- Born: United States
- Education: Haverford College and University of New Mexico
- Known for: Power law, Community structure, Metascience
- Awards: Erdös-Rényi Prize in Network Science
- Scientific career
- Fields: Computer science, Physics, Computational social science, and Computational biology
- Workplaces: University of Colorado Boulder and Santa Fe Institute
- Doctoral advisor: Cristopher Moore
- Website: aaronclauset.github.io

= Aaron Clauset =

American computer scientist

Aaron Clauset is an American computer scientist who works in the areas of Network Science, Machine Learning, and Complex Systems. He is currently a professor of computer science at the University of Colorado Boulder and is external faculty at the Santa Fe Institute.

==Education==
Clauset completed his undergraduate studies in physics and computer science at Haverford College in 2001. He earned his Ph.D. in Computer Science in 2006 from the University of New Mexico under the supervision of Cristopher Moore. He was then an Omidyar Fellow at the Santa Fe Institute until 2010.

==Career==
In 2010, he joined the University of Colorado Boulder as an assistant professor, with primary appointments in the Computer Science Department and the BioFrontiers Institute, an interdisciplinary institute focused on quantitative systems biology. He joined the founding editorial board of Science Advances as an Associate Editor in 2014, and became the Deputy Editor responsible for social and interdisciplinary sciences in 2017. At the University of Colorado Boulder, he was awarded tenure and promoted to associate professor in 2018, and promoted to full professor in 2022.

Clauset is best known for work done with Cosma Shalizi and Mark Newman in 2009 on developing rigorous statistics tests for the presence of a power law pattern in empirical data, and for showing that many distributions that were claimed to be power laws actually were not. In 2019, he used these techniques to show that most real-world networks do not exhibit the predicted power-law degree distribution of the popular scale-free network model in network science. He is also known for his work on developing algorithms for detecting community structure in complex networks, particularly a model of hierarchical clustering in networks developed with Cristopher Moore and Mark Newman. In other work, Clauset is known for his specific discovery, with Maxwell Young and Kristian Skrede Gleditsch, that the frequency and severity of terrorist events worldwide follows a power-law distribution. This discovery was summarized by Nate Silver in his popular science book The Signal and the Noise and discussed by Steven Pinker in his controversial book Better Angels of our Nature. Since 2015, Clauset has been active in the metascience community, contributing a number of studies of scientific careers, and the role of prestige in shaping productivity, prominence, attrition, and the spread of ideas.

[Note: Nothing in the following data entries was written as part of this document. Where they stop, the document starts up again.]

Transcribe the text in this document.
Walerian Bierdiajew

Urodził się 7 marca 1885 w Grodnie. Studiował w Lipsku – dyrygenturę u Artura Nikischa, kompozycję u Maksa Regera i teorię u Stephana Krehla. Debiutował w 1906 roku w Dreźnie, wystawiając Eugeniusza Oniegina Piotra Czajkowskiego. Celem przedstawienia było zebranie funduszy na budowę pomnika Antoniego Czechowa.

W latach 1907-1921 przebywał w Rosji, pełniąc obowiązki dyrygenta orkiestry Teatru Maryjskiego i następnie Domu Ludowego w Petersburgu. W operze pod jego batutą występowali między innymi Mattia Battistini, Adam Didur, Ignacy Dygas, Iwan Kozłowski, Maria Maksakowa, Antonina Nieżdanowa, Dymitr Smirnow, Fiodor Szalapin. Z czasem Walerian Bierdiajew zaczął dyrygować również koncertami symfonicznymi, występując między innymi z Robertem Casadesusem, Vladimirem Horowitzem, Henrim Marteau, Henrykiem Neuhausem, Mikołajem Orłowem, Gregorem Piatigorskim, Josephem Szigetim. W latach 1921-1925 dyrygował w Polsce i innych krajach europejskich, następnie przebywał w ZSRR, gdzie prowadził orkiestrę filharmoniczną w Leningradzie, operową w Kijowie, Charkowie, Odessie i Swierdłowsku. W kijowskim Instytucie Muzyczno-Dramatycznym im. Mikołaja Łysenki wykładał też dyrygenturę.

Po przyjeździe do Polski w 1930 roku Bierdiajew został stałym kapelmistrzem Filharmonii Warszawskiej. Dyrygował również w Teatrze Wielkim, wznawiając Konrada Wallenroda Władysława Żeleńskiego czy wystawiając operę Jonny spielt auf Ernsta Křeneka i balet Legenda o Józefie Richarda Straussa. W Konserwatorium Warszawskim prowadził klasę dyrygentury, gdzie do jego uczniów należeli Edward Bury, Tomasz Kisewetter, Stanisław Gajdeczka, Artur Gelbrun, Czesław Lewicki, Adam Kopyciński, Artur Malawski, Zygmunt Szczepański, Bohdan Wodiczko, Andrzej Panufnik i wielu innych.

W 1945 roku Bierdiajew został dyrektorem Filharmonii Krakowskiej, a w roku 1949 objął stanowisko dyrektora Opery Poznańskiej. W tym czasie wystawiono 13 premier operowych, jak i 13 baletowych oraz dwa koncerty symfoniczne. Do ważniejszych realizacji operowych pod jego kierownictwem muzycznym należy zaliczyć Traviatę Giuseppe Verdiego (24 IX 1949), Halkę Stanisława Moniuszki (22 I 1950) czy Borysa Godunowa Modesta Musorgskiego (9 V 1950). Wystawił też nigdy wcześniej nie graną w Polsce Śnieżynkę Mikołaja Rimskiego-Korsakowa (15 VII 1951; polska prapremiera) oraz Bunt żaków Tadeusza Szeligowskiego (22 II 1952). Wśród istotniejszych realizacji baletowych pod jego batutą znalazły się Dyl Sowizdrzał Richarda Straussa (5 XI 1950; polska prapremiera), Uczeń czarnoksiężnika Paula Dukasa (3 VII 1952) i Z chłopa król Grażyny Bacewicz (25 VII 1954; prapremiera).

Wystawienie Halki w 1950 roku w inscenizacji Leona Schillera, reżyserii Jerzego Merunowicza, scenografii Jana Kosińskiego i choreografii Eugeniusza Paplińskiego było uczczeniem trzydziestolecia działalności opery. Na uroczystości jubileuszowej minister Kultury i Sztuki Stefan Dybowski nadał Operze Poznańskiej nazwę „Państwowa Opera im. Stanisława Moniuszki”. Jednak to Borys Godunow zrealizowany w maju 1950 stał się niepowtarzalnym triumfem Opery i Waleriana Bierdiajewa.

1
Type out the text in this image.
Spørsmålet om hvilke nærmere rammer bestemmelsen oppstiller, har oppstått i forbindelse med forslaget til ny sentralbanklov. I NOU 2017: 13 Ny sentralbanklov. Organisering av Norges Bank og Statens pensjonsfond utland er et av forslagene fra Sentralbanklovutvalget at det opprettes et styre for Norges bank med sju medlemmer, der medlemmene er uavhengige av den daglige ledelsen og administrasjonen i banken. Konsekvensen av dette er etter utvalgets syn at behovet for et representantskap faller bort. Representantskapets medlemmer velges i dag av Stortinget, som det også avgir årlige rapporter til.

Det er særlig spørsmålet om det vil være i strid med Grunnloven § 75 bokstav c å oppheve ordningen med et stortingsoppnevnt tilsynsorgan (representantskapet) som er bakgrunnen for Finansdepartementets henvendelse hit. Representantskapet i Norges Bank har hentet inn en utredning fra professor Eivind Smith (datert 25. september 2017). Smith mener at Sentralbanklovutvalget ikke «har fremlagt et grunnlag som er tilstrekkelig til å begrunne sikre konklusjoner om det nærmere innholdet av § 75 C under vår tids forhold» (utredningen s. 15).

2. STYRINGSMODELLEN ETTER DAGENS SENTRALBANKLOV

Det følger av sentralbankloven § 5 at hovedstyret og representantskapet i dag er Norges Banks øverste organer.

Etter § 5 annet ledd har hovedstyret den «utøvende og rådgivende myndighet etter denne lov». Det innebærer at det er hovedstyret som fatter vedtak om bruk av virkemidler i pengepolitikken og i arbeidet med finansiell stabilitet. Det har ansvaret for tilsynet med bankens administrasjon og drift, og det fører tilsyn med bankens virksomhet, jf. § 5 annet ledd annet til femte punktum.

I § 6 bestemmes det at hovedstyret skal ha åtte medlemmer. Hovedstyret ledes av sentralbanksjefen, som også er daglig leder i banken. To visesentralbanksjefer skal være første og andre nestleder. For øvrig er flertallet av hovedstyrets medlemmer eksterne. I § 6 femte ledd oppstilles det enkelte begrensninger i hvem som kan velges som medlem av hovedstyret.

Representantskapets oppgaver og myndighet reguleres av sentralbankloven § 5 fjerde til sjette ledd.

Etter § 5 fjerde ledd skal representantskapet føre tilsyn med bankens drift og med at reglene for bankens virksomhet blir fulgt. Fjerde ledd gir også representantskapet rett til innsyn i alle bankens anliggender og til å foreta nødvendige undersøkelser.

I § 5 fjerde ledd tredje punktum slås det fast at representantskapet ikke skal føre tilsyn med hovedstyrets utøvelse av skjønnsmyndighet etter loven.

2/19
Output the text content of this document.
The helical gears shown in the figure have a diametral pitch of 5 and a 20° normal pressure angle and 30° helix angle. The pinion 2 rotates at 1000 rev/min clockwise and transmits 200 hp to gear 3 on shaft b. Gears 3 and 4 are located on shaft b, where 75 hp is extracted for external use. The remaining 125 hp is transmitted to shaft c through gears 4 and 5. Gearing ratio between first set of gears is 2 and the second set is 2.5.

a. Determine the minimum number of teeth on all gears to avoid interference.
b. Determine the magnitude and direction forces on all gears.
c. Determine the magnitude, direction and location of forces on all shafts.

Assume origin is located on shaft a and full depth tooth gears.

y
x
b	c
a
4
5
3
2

In January 2020, Clauset's work on scale-free networks and the distribution of terrorist events garnered public attention after two of his papers were cited in the blog of British political advisor Dominic Cummings. The blog post was released as part of an advertisement searching for "data scientists, project managers, policy experts, assorted weirdos", with Clauset's papers being cited as examples of work potential candidates should be aware of for use in public policy. In response, Clauset stated that the "paper on scale-free networks is not directly relevant to government policy ... Cummings is using our paper as an example of using careful statistical and computational analyses of large and diverse data sets to reassess ideas that may be accepted as conventional wisdom." Clauset added that "in many cases, we don't understand causality well enough to formulate a policy that will not do more damage than good."

==Awards and honors==
In 2015, Clauset received a prestigious CAREER Award from the National Science Foundation to develop and evaluate new methods for characterizing the structure of networks. In 2016, Clauset received the Erdös-Rényi Prize in Network Science from the Network Science Society for his contributions to the study of network structure, including Internet mapping, inference of missing links, and community structure, and for his provocative analyses of human conflicts and social stratification. In 2021, a paper he coauthored on "The unequal impact of parenthood in academia" was awarded the "Paper of the Year" recognition by the International Society for Scientometrics and Informetrics (ISSI). He was named a Fellow of the Network Science Society in 2023, and was elected as a Fellow of the American Association for the Advancement of Science (AAAS) in 2025.

==Personal life==
Aaron Clauset was a contestant on the fourth season of the NBC reality television show Average Joe: The Joe Strikes Back, which aired in 2005. From 2002 to 2016, he wrote a blog Structure+Strangeness on science, complex systems, and computation.

==Selected publications==
- Clauset, Aaron (2004). "Finding community structure in very large networks".
- Achlioptas, Dimitris (2005). "Proceedings of the 37th ACM Symposium on Theory of Computing (STOC '05)".
- Clauset, Aaron (2007). "On the frequency of severe terrorist attacks".
- Clauset, Aaron (2008). "Hierarchical structure and the prediction of missing links in networks".
- Clauset, Aaron (2008). "The evolution and distribution of species body size".
- Clauset, Aaron (2009). "Power-law distributions in empirical data".
- Clauset, Aaron (2015). "Systematic inequality and hierarchy in faculty hiring networks".
- Morgan, Allison C. (2021). "The unequal impact of parenthood in academia".